The "Analyze PSSM" button links to a
similar interface (also available independent of AIMIE as Motif Locator), which
uses the PSSM representation as described above instead of the consensus
representation of the motif.
WARNING:
The pattern vicinity analysis relies on the provided annotation and can be only
as accurate as the annotation. Moreover, the program can get confused by an
unexpected format of the annotation in the GenBank file.

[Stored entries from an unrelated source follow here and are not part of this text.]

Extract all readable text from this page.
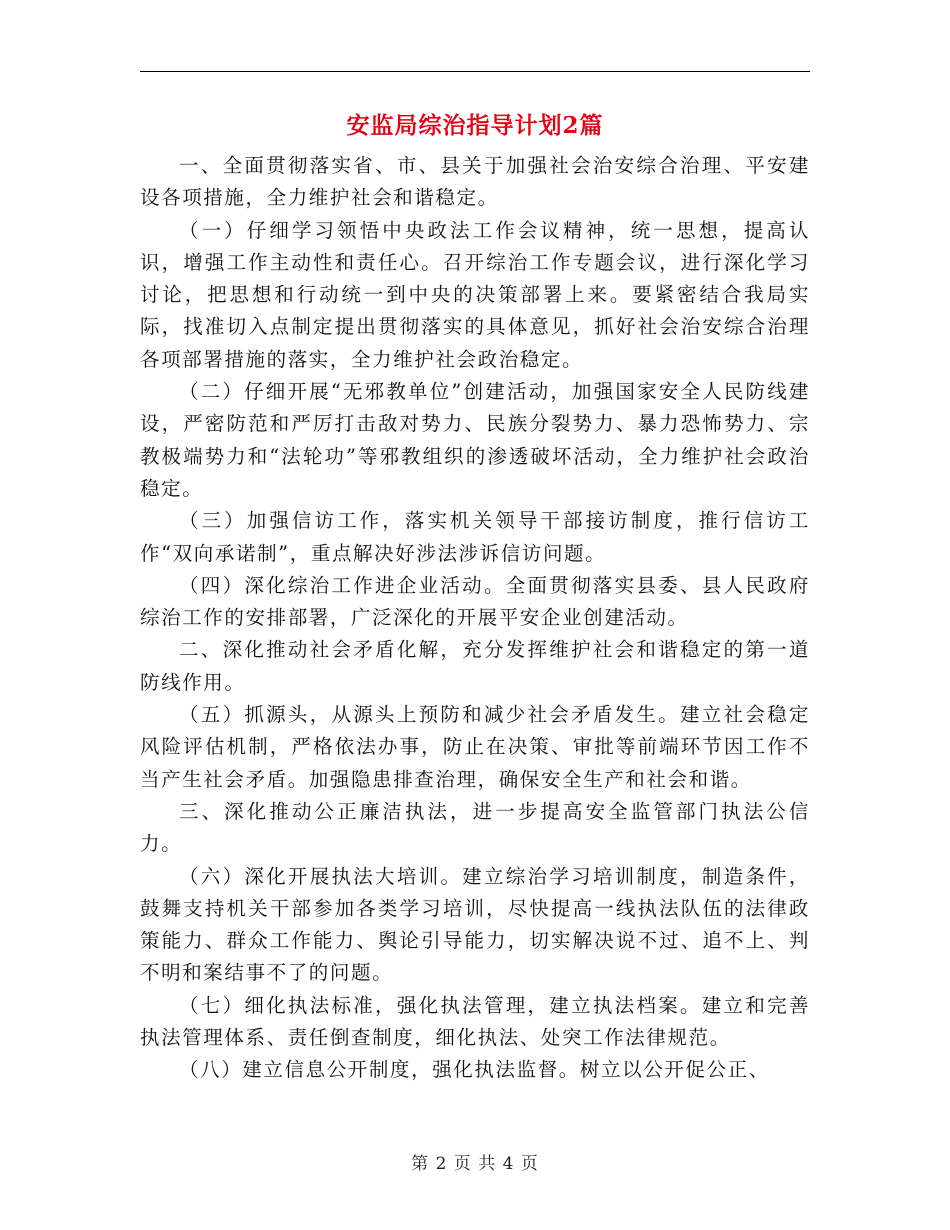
安监局综治指导计划2篇

一、全面贯彻落实省、市、县关于加强社会治安综合治理、平安建设各项措施，全力维护社会和谐稳定。

（一）仔细学习领悟中央政法工作会议精神，统一思想，提高认识，增强工作主动性和责任心。召开综治工作专题会议，进行深化学习讨论，把思想和行动统一到中央的决策部署上来。要紧密结合我局实际，找准切入点制定提出贯彻落实的具体意见，抓好社会治安综合治理各项部署措施的落实，全力维护社会政治稳定。

（二）仔细开展“无邪教单位”创建活动，加强国家安全人民防线建设，严密防范和严厉打击敌对势力、民族分裂势力、暴力恐怖势力、宗教极端势力和“法轮功”等邪教组织的渗透破坏活动，全力维护社会政治稳定。

（三）加强信访工作，落实机关领导干部接访制度，推行信访工作“双向承诺制”，重点解决好涉法涉诉信访问题。

（四）深化综治工作进企业活动。全面贯彻落实县委、县人民政府综治工作的安排部署，广泛深化的开展平安企业创建活动。

二、深化推动社会矛盾化解，充分发挥维护社会和谐稳定的第一道防线作用。

（五）抓源头，从源头上预防和减少社会矛盾发生。建立社会稳定风险评估机制，严格依法办事，防止在决策、审批等前端环节因工作不当产生社会矛盾。加强隐患排查治理，确保安全生产和社会和谐。

三、深化推动公正廉洁执法，进一步提高安全监管部门执法公信力。

（六）深化开展执法大培训。建立综治学习培训制度，制造条件，鼓舞支持机关干部参加各类学习培训，尽快提高一线执法队伍的法律政策能力、群众工作能力、舆论引导能力，切实解决说不过、追不上、判不明和案结事不了的问题。

（七）细化执法标准，强化执法管理，建立执法档案。建立和完善执法管理体系、责任倒查制度，细化执法、处突工作法律规范。

（八）建立信息公开制度，强化执法监督。树立以公开促公正、

第 2 页 共 4 页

You may want to check
manually any result that is important to you.
3. LIMITATIONS
Although this environment is
intended for use with prokaryotic chromosomes and plasmids, it will analyze any
DNA sequence you upload with the following limitations.
4. REFERENCES
Mrázek, J., Xie, S., Guo, X., and Srivastava, A. (2008) "AIMIE: A Web-based Environment
for Detection and Interpretations of Significant Sequence Motifs in Prokaryotic
Genomes" Bioinformatics 24, 1041-1048.